I'm heading to bed soon. I want to get up and make pancakes for breakfast tomorrow for John and the girls. Maybe I'll get pictures of those BEFORE they eat them all. lol

Wednesday, August 5, 2009

I'll be honest here

I didn't accomplish even a portion of what I planned today. So, I'm heading to bed and will try again tomorrow. I did post on my domestically challenged blog about pizza. I attended a meeting that I'm so excited about. And now I'm going to bed, late. I did accomplish more than that, but it wasn't at all how I planned my day. Oh well. I'll be up early to play catch up before my day really begins. I need to start tomorrow with God. That will make my day run all the more smoothly. So, goodnight all!

Tuesday, August 4, 2009

Where have I been!?

Right here! lol Very busy trying to take the business to the next level, trying to be sure the kids finish school on a good note, trying to manage the every day items of life that seem so overwhelming at times, but always joyous. Plus, I've been on twitter. A lot. lol I've actually cut back lately, but still it is there. I joined because someone said it would be good for business, but I've mainly been chatting. lol I admit it.

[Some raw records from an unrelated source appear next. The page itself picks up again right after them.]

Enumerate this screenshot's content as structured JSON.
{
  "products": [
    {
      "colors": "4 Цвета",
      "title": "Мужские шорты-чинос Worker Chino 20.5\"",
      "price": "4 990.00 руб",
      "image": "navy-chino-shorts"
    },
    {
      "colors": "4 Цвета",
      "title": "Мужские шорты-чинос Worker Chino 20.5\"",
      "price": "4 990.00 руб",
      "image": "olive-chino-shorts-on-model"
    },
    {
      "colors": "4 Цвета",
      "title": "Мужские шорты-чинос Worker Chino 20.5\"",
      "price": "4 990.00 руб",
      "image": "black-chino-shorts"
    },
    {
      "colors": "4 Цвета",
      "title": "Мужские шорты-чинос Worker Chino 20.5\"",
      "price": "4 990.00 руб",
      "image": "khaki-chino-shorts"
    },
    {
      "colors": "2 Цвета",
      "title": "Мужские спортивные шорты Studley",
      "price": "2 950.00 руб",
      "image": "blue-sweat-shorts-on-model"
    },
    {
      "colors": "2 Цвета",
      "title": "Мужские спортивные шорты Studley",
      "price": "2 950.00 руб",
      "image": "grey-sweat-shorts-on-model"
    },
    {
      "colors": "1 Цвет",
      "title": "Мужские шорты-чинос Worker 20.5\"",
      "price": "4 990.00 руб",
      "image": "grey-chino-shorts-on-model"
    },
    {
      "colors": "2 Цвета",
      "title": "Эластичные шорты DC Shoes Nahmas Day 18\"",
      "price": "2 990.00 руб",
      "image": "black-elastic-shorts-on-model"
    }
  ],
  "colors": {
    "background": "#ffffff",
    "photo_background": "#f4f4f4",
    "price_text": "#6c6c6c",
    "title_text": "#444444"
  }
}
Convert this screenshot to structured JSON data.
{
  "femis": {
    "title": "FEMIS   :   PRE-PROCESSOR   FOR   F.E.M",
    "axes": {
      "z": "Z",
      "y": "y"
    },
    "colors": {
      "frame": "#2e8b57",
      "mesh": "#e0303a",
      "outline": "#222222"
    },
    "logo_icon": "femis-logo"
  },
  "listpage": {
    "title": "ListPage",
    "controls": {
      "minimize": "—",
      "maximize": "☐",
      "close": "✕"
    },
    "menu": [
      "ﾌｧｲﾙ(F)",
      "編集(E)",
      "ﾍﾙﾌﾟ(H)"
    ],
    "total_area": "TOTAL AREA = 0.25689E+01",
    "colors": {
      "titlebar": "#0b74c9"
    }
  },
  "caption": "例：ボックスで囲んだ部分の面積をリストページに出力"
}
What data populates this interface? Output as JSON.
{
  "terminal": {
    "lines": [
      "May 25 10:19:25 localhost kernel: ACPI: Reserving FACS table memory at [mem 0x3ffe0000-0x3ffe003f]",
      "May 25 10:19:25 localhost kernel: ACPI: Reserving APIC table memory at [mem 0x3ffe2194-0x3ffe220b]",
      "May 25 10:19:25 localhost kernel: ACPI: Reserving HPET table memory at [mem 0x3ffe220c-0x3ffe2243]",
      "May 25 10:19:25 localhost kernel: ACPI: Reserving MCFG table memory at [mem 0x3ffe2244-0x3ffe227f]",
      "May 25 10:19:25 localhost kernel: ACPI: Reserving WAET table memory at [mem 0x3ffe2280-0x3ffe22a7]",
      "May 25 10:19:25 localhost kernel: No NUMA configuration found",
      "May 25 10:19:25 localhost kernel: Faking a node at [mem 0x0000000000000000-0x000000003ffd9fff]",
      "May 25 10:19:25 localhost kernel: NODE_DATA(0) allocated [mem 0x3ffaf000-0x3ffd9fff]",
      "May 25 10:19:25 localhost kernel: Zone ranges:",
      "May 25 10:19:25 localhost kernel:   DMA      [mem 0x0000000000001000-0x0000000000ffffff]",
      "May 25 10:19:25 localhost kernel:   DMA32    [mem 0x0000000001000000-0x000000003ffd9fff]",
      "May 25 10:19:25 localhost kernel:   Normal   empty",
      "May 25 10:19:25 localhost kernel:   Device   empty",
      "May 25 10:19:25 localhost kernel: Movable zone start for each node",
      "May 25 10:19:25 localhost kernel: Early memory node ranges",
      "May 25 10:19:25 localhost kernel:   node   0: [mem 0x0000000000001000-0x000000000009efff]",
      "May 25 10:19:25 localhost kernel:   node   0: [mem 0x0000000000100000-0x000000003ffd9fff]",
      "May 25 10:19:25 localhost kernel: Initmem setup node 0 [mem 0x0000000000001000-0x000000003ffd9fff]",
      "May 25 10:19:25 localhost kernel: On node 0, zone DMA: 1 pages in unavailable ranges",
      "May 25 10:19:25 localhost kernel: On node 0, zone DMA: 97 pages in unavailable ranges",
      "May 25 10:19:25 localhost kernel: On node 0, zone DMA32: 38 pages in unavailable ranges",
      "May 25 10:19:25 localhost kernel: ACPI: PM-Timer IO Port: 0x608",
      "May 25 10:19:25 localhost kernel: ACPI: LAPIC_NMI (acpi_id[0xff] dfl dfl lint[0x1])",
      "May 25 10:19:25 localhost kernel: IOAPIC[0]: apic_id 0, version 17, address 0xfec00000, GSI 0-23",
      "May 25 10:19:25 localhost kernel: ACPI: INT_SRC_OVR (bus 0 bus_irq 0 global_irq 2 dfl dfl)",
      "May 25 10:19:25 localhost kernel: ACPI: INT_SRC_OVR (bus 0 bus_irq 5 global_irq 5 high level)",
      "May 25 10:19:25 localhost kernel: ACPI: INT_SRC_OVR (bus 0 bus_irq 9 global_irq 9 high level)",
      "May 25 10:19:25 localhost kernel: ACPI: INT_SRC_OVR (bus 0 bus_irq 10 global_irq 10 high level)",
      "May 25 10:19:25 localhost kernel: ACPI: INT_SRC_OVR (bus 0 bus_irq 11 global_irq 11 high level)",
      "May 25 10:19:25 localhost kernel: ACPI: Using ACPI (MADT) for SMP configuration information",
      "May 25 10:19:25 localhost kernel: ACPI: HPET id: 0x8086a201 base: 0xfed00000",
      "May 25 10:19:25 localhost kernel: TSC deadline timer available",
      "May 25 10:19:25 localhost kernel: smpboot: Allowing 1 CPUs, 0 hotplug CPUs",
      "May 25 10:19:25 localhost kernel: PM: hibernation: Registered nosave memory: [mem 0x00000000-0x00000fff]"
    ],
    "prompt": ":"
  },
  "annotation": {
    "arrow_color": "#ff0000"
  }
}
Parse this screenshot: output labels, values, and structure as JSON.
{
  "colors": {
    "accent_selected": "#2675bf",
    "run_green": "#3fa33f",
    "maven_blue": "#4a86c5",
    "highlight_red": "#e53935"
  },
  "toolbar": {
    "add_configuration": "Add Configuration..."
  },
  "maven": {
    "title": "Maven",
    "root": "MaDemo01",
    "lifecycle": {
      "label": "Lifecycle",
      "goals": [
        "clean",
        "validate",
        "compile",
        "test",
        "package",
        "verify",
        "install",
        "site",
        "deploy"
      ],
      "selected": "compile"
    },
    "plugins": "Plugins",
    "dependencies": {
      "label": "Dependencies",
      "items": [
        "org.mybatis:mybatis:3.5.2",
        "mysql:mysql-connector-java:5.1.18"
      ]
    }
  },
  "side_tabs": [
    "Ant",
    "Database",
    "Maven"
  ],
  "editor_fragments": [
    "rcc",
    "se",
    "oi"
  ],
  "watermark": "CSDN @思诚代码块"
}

I have been storing up things to blog about. As I prepare for the new school year and all the challenges of having a high schooler and (gulp) a junior high schooler, I find myself anxious to get back to the routines of life, and establish new routines. If you think about it, it's the routines that keep life and all its surprises going. We have to have the basics - food, shelter, clothing, God. I find if I have those things in order, I can cope with anything that comes along. Well, we have food, shelter, and clothing. But lately, my time with God has been decreasing and decreasing. Now, it's at an unacceptable level. So, it's time to regroup and get back to those things that keep the rest in check.

Today, I have to realistically look at my schedule and figure out how to make it work. I'm not willing to reduce my committments because I know that I am supposed to be doing these things. But I am going to reduce my "committments" to my time wasters. ***and now, while I'm typing this, my handsome husband just emailed me asking me to plot out how to accomplish the goals I have for this month. lol*** You know what time wasters I'm talking about. For me, it's TV, twitter, and texting. True, I can do some of that while I'm melting wax or stuff like that, but they need to take more of a back seat. (this is kind of ironic since an upcoming post is on a couple TV shows. lol) My time with God needs to be in the driver's seat - Bible reading, Bible study and prayer. The rest of the schedule will fill in.

Well, I'm on my way to get more work done. I have some exciting things coming up. I can't wait to talk some more to everyone. I've been reading blogs and trying to stay current. I'll have scheduled blog time now, so I'll be able to keep things even more straight. At least, with prayer, that's the plan.